Il en faut chercher la raison dans les différences entre les mœurs païennes et les mœurs chrétiennes, et surtout dans le fait que le christianisme, religion du renoncement personnel, était par essence exclusif, qu’il n’admettait ni d’autres divinités ni d’autres religions et, par conséquent, refusait le culte impérial, que le pouvoir considérait, lui, comme la base du loyalisme politique des différents peuples qui composaient l’Empire. Ainsi, paradoxalement, les persécutés furent poursuivis pour leur intolérance par un pouvoir naturellement syncrétique et irénique.

Les principales persécutions, la plupart du temps sporadiques, eurent lieu sous Néron, Trajan, Decius, Valérien et Dioclétien. Elles eurent pour résultat, malgré des défaillances, d’affermir la nouvelle religion selon la formule « sang des martyrs, semence de chrétiens », si bien qu’un Tertullien pouvait s’écrier au début du iiie s. : « Nous ne sommes que d’hier, mais déjà nous sommes partout, dans vos villes, vos maisons, vos conseils, vos camps, vos palais... »

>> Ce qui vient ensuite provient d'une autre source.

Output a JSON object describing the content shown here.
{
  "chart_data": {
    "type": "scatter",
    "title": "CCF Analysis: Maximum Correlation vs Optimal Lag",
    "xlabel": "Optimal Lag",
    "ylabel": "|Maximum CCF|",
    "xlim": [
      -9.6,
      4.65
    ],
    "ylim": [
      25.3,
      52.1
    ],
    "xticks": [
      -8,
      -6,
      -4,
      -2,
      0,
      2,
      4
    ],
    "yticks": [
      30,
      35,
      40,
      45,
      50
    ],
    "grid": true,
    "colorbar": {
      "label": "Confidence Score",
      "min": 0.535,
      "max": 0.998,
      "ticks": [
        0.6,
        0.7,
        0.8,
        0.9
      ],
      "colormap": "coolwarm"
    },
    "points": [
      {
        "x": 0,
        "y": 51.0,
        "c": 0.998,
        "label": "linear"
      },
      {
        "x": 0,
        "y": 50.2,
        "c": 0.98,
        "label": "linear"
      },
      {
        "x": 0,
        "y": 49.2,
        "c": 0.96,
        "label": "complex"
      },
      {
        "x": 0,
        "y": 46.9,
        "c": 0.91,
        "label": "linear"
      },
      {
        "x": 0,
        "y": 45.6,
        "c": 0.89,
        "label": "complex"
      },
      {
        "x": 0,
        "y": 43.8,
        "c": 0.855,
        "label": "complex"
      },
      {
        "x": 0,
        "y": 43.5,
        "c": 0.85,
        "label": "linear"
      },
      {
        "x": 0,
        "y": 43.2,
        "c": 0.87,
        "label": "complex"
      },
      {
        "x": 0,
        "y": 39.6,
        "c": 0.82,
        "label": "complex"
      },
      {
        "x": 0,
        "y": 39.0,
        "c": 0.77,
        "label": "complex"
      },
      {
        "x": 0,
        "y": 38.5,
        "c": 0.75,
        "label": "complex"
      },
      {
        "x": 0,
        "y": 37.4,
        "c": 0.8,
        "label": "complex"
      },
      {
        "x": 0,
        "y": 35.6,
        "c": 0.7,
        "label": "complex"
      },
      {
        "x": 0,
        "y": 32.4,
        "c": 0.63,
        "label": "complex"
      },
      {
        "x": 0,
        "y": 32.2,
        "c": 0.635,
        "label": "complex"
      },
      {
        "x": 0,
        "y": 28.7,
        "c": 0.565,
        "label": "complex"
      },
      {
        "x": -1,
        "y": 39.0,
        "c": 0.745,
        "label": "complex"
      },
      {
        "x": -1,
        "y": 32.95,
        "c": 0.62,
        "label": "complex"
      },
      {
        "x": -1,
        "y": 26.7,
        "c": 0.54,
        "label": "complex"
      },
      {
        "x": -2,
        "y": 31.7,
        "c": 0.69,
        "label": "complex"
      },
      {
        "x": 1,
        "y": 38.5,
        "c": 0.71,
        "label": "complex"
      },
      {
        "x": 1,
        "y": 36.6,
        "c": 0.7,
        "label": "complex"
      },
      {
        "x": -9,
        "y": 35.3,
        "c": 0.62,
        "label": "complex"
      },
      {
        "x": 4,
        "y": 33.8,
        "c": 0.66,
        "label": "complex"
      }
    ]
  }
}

Toutefois, il faut remarquer que les milieux ruraux, au début, furent très peu touchés. Si les chrétiens se recrutaient dans toutes les classes de la population urbaine, le terme de paysan (paganus) resta longtemps synonyme de païen.


La doctrine se précise

L’Église nouvelle dut approfondir et préciser le dépôt doctrinal laissé par le Christ et les Apôtres. Les Pères apostoliques, comme saint Ignace d’Antioche, saint Polycarpe, saint Clément, l’auteur de la Didakhê, celui du Pasteur d’Hermas, furent les premiers à essayer de cerner les mystères de la Trinité, du Christ, de l’Église.

Par la suite, les auteurs chrétiens devinrent plus polémiques à la fois contre les hérésies naissantes (millénarisme, docétisme, montanisme, marcionisme, gnosticisme...) et contre le paganisme ; ce fut le cas de Justin, de Tatien, de Miniucius Felix, d’Irénée, de Tertullien, d’Origène. La gnose, qui prétendait avoir une connaissance directe et intuitive des problèmes angoissants de la métaphysique, fut certainement avec le néo-platonisme du iie s. la doctrine la plus dangereuse pour la jeune Église.